Resposta: O primeiro foi LÚCIFER (Satanás), antes da queda. No céu, ele usou palavras para plantar desconfiança e descontentamento entre os anjos contra Deus, conforme Apocalipse 12:7-9, Isaías 14:12-14 e Ezequiel 28:12-17. — O texto-chave Isaías 14:13-14 'Subirei ao céu, acima das estrelas de Deus exaltarei o meu trono... serei semelhante ao Altíssimo' revela cinco 'eu vou' de Lúcifer — declarações de autoexaltação que mostram como a palavra foi a primeira arma para iniciar o conflito cósmico.

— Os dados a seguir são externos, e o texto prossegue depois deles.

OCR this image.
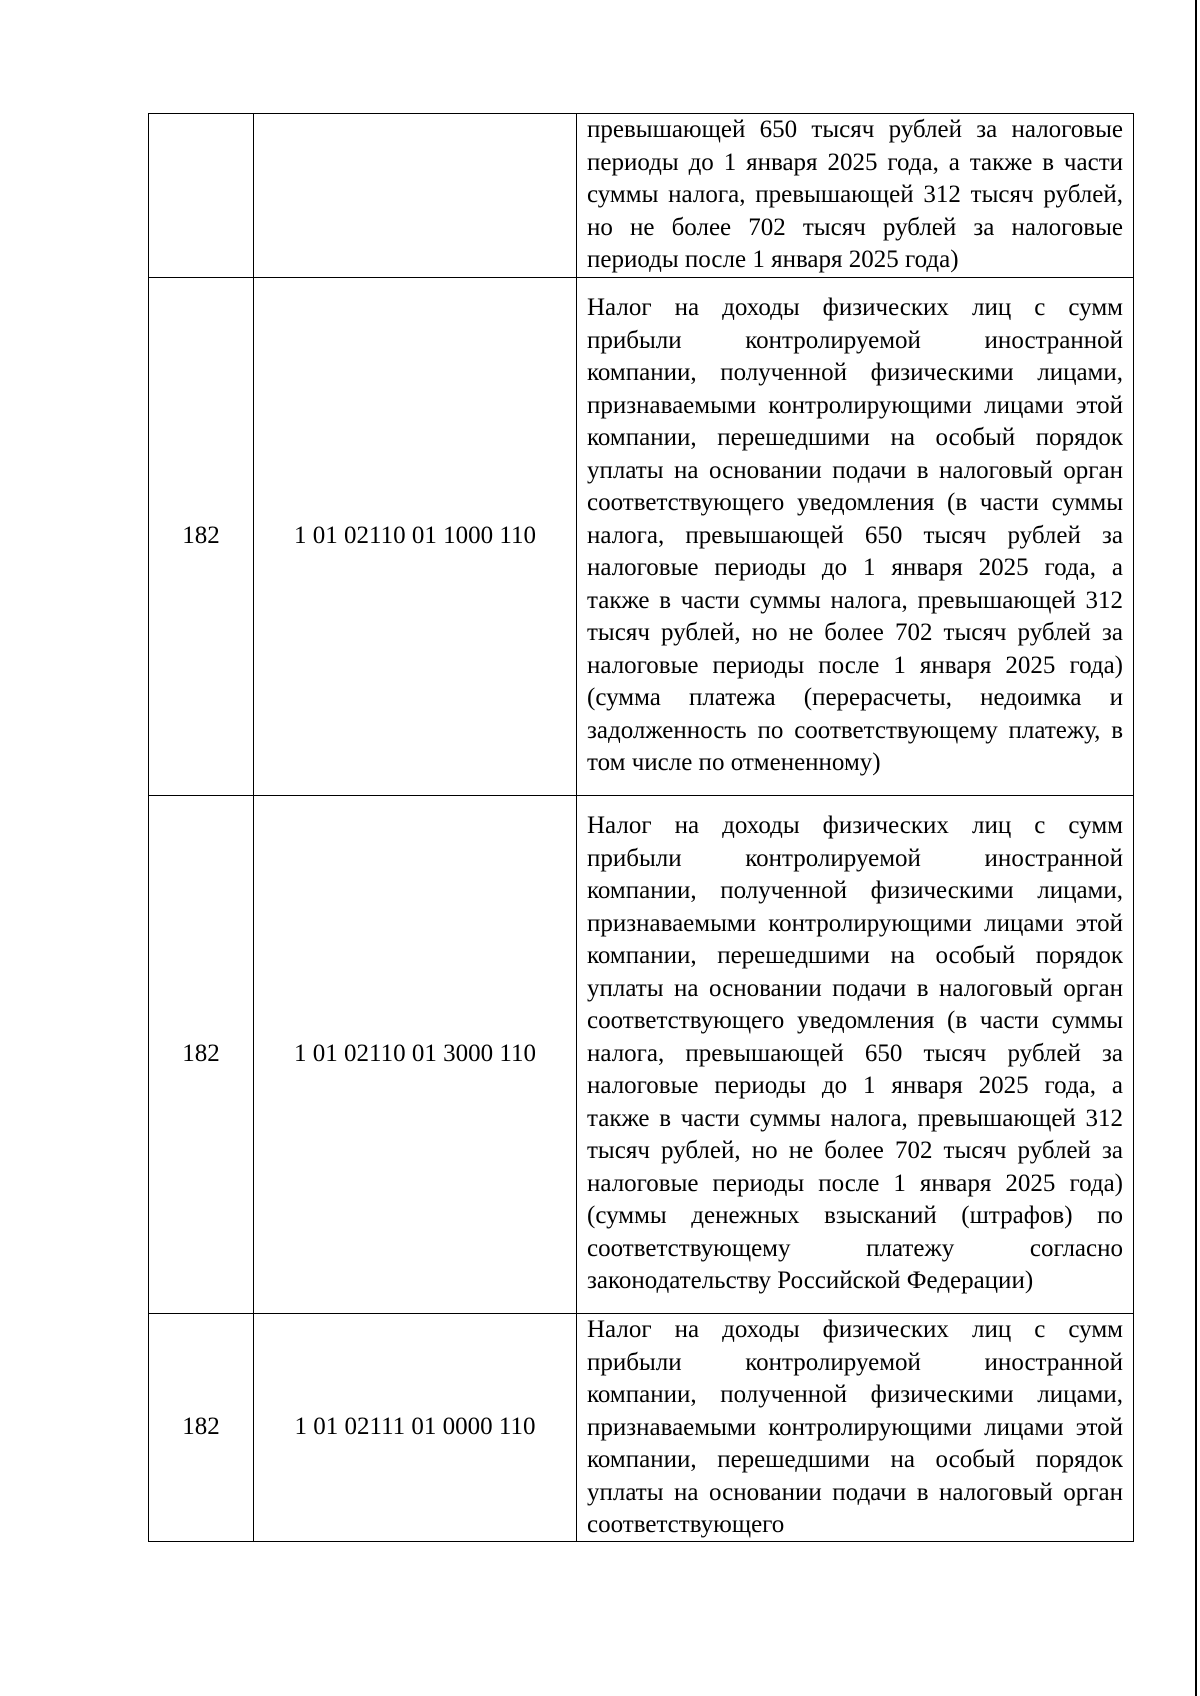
		превышающей 650 тысяч рублей за налоговые периоды до 1 января 2025 года, а также в части суммы налога, превышающей 312 тысяч рублей, но не более 702 тысяч рублей за налоговые периоды после 1 января 2025 года)
182	1 01 02110 01 1000 110	Налог на доходы физических лиц с сумм прибыли контролируемой иностранной компании, полученной физическими лицами, признаваемыми контролирующими лицами этой компании, перешедшими на особый порядок уплаты на основании подачи в налоговый орган соответствующего уведомления (в части суммы налога, превышающей 650 тысяч рублей за налоговые периоды до 1 января 2025 года, а также в части суммы налога, превышающей 312 тысяч рублей, но не более 702 тысяч рублей за налоговые периоды после 1 января 2025 года) (сумма платежа (перерасчеты, недоимка и задолженность по соответствующему платежу, в том числе по отмененному)
182	1 01 02110 01 3000 110	Налог на доходы физических лиц с сумм прибыли контролируемой иностранной компании, полученной физическими лицами, признаваемыми контролирующими лицами этой компании, перешедшими на особый порядок уплаты на основании подачи в налоговый орган соответствующего уведомления (в части суммы налога, превышающей 650 тысяч рублей за налоговые периоды до 1 января 2025 года, а также в части суммы налога, превышающей 312 тысяч рублей, но не более 702 тысяч рублей за налоговые периоды после 1 января 2025 года) (суммы денежных взысканий (штрафов) по соответствующему платежу согласно законодательству Российской Федерации)
182	1 01 02111 01 0000 110	Налог на доходы физических лиц с сумм прибыли контролируемой иностранной компании, полученной физическими лицами, признаваемыми контролирующими лицами этой компании, перешедшими на особый порядок уплаты на основании подачи в налоговый орган соответствующего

- Quais os objetivos da propagando e como ela pode ser usada para o mal?
Resposta: Objetivos da propaganda: (1) informar sobre produtos, ideias ou pessoas; (2) persuadir e convencer; (3) vender produtos e serviços; (4) influenciar opiniões e comportamentos; (5) construir e fortalecer imagens e marcas. Como pode ser usada para o mal: difundindo fake news e mentiras para manipular a opinião pública; criando necessidades artificiais e consumismo; estimulando vícios (cigarro, álcool, jogos); explorando medos, vaidade e desejos para vender; promovendo padrões imorais, violência ou ideologias contrárias aos princípios cristãos; e manipulando emoções para enganar e iludir as pessoas (propaganda enganosa). A própria Bíblia mostra Satanás usando 'propaganda' enganosa (Gênesis 3) para induzir Eva ao pecado. — Joseph Goebbels, ministro da propaganda de Hitler na Alemanha nazista, é considerado o criador da propaganda moderna em massa — sua frase 'uma mentira repetida mil vezes torna-se verdade' é estudada até hoje em escolas de comunicação como exemplo do poder destrutivo da manipulação midiática.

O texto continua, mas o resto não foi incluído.